Unleavened Brett

Brett’s Friday Blog Post


Is minimalism the cure for materialistic misery?

I’ve been watching a few videos recently from “The Minimalists” — a couple of friends who’ve made a career out of promoting a lifestyle of less clutter. “Minimalism” has become a bit of a movement to not only live with less stuff, but to declutter every part of your life (digital clutter, calendar clutter, etc.). They make some great points, but I find it ironic that they’ve produced 5 books, 2 documentaries & so much redundant digital content that it seems to contradict their basic idea! So much of it is…unnecessary. From what I’ve seen, it seems to be a pretty basic TED-talk about living meaningful lives with less–only acquiring & holding on to things that truly bring value to living.

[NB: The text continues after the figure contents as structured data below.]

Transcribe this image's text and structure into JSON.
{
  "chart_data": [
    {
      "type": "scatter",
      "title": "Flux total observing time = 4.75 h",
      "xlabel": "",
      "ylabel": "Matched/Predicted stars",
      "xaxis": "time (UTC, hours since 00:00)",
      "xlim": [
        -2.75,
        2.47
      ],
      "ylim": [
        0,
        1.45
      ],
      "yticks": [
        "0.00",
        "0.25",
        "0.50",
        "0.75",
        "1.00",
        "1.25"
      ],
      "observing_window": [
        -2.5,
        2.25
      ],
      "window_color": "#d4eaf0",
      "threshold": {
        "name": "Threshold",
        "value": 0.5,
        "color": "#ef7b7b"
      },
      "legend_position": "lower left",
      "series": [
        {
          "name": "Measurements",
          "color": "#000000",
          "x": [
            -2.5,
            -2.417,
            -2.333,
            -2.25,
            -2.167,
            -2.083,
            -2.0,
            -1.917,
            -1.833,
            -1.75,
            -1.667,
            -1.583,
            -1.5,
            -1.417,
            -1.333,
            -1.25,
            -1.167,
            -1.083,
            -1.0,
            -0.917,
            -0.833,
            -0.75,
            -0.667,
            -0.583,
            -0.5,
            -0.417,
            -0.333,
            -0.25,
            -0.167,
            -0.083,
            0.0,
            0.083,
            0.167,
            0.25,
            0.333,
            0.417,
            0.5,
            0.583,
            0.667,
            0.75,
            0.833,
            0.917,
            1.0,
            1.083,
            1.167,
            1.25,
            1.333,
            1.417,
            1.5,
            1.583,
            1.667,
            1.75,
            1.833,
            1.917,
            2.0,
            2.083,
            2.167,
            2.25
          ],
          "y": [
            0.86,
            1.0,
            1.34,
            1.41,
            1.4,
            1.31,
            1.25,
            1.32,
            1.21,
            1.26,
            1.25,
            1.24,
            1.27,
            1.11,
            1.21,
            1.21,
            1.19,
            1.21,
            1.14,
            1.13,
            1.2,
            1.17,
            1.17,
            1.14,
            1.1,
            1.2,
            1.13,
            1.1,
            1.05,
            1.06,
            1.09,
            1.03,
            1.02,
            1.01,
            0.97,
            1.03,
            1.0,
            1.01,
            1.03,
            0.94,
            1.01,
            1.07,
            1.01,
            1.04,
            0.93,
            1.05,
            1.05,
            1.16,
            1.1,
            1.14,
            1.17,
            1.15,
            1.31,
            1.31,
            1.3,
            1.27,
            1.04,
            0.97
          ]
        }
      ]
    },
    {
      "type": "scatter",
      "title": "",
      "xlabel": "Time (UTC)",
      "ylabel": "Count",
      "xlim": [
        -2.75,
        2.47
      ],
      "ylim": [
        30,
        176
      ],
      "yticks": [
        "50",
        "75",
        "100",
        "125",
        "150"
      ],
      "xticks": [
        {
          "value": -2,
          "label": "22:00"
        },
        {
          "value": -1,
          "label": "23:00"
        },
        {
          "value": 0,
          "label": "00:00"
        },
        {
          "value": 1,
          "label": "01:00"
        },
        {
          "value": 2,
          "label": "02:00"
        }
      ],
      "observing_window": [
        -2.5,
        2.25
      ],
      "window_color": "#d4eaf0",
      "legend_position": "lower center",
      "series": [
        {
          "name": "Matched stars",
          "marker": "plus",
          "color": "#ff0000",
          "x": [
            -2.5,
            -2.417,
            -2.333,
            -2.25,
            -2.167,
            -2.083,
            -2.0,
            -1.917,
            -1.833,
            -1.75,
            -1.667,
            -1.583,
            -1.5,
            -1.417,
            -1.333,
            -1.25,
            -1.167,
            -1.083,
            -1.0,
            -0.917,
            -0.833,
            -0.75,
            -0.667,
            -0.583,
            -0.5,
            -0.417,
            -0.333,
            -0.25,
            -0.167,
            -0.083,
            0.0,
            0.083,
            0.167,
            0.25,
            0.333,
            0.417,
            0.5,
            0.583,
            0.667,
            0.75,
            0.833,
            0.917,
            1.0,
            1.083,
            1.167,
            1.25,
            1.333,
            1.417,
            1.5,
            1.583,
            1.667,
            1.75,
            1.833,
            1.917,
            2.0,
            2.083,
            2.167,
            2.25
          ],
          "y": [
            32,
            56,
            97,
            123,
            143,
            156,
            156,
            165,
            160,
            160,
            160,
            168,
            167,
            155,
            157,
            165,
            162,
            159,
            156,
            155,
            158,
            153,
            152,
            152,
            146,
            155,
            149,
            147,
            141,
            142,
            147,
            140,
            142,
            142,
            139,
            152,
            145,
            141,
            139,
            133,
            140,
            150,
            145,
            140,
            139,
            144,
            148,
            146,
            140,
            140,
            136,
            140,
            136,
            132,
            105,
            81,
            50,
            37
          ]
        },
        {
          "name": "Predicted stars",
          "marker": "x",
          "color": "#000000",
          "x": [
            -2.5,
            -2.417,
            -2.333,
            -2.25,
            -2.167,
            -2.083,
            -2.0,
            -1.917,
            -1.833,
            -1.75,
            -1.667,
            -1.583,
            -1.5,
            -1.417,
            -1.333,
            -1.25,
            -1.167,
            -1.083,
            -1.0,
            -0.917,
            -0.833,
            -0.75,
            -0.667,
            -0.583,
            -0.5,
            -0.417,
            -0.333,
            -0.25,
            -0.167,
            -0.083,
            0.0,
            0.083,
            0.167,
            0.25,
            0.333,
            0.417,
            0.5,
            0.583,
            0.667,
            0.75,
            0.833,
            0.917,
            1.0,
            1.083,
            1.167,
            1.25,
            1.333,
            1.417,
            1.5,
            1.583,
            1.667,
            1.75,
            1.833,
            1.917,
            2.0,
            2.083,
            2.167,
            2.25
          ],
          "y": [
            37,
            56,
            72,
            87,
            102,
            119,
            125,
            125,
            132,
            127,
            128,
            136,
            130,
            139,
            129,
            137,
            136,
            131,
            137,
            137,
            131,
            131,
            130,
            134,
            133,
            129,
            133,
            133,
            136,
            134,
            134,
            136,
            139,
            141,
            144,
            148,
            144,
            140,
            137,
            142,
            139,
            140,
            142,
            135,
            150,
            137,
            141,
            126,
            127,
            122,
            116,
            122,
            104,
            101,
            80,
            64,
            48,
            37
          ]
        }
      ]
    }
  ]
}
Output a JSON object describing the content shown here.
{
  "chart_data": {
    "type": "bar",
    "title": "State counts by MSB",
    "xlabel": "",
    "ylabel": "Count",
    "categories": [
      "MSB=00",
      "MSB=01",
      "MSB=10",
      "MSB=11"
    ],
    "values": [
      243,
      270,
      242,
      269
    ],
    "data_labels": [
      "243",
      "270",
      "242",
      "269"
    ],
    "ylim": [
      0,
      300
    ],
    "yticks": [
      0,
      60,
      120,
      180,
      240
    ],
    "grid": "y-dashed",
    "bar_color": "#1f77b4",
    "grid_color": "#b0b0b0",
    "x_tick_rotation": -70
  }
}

Both of these men by their 20’s were professionals making a good money & buying things they came to realize they didn’t need. They were in debt & unhappy. One of the men, after his mother’s death & own divorce, decided to adopt a minimalist lifestyle, moving into a smaller home, & soon helped his friend do the same. Their evangelistic fervor for helping people scale down their materialistic tendencies is commendable. They point out that we’ve been sold the lie that you can buy your way to happiness. Yet people are miserable, with a void in their lives. They try to fill it with purchases, but it’s never enough. We wander through Costcos, Home Depots, & click endlessly through Amazon to get the best Prime Day deals. We could be freer if we got rid of the excess & lived more simply. Amen! 

It’s just a shame that they’re doing it from a secular viewpoint, while missing that real meaning in life is found only in God. Shouldn’t the ones promoting this the most be Christians? We follow the One who said, “You cannot serve God and mammon [money & material things]” (Matthew. 6:24). Jesus was teaching long ago not to be greedy, envious, & materialistic. Don’t hoard, & be content with what you have. Trust God to meet your basic needs. Don’t wear yourself out to pursue worldly wealth, He said: “Take care, and be on your guard against all covetousness, for one’s life does not consist in the abundance of his possessions” (Luke 12:15). Yet, a significant portion of Christians subscribe to the “prosperity gospel” promoted by celebrity sermonizers & megachurch millionaires.

Jesus told a story about a businessman who began stockpiling for his future security. The world would call him a shrewd investor. Jesus calls him a fool because he would lose it all upon his unexpected death. The man had a lot of stuff but wasn’t “rich toward God.” If you put your trust in wealth your security is built on something that can be snatched away at any moment. It’s a delusional false security.  

Most never think of themselves as rich–but I guess it depends on who you’re comparing yourself to. There’s no definitive measure for what “rich” is. This is a heart issue–a matter of attitude more than amount. The scales by which you measure wealth need to be recalibrated to reality. What this world calls wealth is ultimately garbage to be burned up. It’s all going to dissolve one day. Only what’s done for & given to God will last. That’s what it means to be “rich toward God.” 

For most of us, surely there are ways we can become minimalists. Go ahead & declutter your closet & basement. Clear out the bric a brac. Empty the storage bin. Donate the stuff you don’t use. Cut down on frivolous spending. Eschew consumerism. Ignore advertising. But finding happiness, peace & purpose won’t come just from just tidying up & doing without. Minimalism isn’t a cure all. We always find new idols to pursue. There’s still a void that only God Himself can fill. When we put Him first, then we recognize that He’s the owner, & we’re just the stewards of His stuff. So how would He have me manage it? I want to invest in what really matters & what eternally lasts. The real treasure is yet to come.